Die Metaphorik aus sprachphilosophischer Sicht


Seminararbeit, 2009

7 Seiten, Note: 2,0


Leseprobe

„Die Metaphorik aus sprachphilosophischer Sicht“

Dieser kurze Aufsatz versucht darzulegen, weshalb die Metaphorik innerhalb der Sprachphilosophie eine so starke Gewichtung hat. Die Metaphorik gilt wohl den meisten nur als ein geeignetes Werkzeug der Poetik, um die Gedan­ken des Dichters besser zu verdeutlichen, bzw. seine abstrakten Gedanken in einem schlüssigen Bild darzustellen. Eine solche Ansicht würde die Metaphorik lediglich auf eine didaktische Funktion reduzieren. Eine Veranschaulichung dieser didaktischen Funktion kann in einer Analogie zu dem Film „Forrest Gump“ geknüpft werden.
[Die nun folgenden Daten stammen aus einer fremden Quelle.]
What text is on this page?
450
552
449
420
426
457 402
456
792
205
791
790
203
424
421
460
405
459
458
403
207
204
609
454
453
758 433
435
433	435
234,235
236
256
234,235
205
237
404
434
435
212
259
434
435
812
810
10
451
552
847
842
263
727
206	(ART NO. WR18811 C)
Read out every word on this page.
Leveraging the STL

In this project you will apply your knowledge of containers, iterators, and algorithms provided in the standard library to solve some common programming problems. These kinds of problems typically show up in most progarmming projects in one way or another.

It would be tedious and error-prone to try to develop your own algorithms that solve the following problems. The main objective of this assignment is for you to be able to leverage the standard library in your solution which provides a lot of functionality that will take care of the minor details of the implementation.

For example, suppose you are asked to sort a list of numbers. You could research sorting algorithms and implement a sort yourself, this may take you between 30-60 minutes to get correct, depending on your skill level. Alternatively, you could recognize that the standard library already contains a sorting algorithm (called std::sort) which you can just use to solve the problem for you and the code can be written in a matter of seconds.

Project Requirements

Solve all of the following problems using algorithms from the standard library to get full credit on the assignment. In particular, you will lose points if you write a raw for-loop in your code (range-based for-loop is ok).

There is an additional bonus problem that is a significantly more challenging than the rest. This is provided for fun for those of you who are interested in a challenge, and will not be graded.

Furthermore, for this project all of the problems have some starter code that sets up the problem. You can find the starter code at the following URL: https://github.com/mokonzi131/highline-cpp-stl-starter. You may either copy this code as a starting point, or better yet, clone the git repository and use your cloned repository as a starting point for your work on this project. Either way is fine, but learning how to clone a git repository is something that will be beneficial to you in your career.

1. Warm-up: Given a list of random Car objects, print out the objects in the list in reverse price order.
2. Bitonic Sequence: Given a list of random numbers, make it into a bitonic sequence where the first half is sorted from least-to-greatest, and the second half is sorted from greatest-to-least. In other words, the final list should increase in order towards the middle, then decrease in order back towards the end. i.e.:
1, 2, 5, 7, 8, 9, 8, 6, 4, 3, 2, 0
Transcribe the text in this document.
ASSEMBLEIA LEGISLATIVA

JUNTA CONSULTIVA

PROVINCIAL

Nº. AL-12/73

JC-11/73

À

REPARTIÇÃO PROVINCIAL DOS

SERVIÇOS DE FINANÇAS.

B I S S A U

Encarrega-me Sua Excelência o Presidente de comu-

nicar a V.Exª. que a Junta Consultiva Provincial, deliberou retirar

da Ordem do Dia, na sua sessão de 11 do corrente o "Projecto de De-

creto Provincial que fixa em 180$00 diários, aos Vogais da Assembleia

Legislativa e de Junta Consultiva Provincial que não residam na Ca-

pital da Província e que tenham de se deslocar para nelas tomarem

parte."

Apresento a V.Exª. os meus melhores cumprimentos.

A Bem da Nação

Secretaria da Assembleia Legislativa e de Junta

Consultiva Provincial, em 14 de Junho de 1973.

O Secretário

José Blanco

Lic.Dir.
Dem modernen Simplicius Simplicissimus Forrest Gump wird auf eine fürsorgliche Art erklärt, dass das Leben wie eine Schach­tel Pralinen sei, da man nie weiß, was man bekommt. Die Erklärende war seine Mutter, die aufgrund ihrer eigenen Sprachnot und der Verständnisnot ihres Sohnes, da jener zu keiner Abstraktion fähig war, um den Zusammenhang von Erwartungen und Entlohnung im Leben zu begreifen, auf das Werkzeug der Metaphorik zurückgreifen musste. Forrest Gump gibt diesen Verhalt mit sei­nen eigenen Worten wieder, denn seine Mutter würde ihm die Dinge in der Welt immer so erklären, dass auch er sie verstehen kann.

Aus diesem kurzen Stück Filmgeschichte, wird die didaktische Funktion einer Metapher verdeutlicht. Doch darüber hinaus gibt es viel mehr über die Meta­phorik zu sagen. Wie bereits oben erwähnt, bildet sie ein schweres Gewicht innerhalb der Sprachphilosophie. Um diese Gewichtung zu verdeutlichen, stellt dieser Aufsatz drei grundlegende Fragestellungen zur Metaphorik. Zunächst wird nach dem Grund gesucht für einen Metapherneinsatz (Stichwort Sprach- not). Darauf folgend wird der Frage nachgegangen, was letztendlich passiert, wenn eine Metapher gebraucht wird (Stichwort Denk- und Sprachräume)? Und zu guter letzt stellt sich die Frage, wie Metaphern einen Eingang in unseren Sprachgebrauch finden (Stichwort: Gelingen, Akzeptanz, Durchsetzen).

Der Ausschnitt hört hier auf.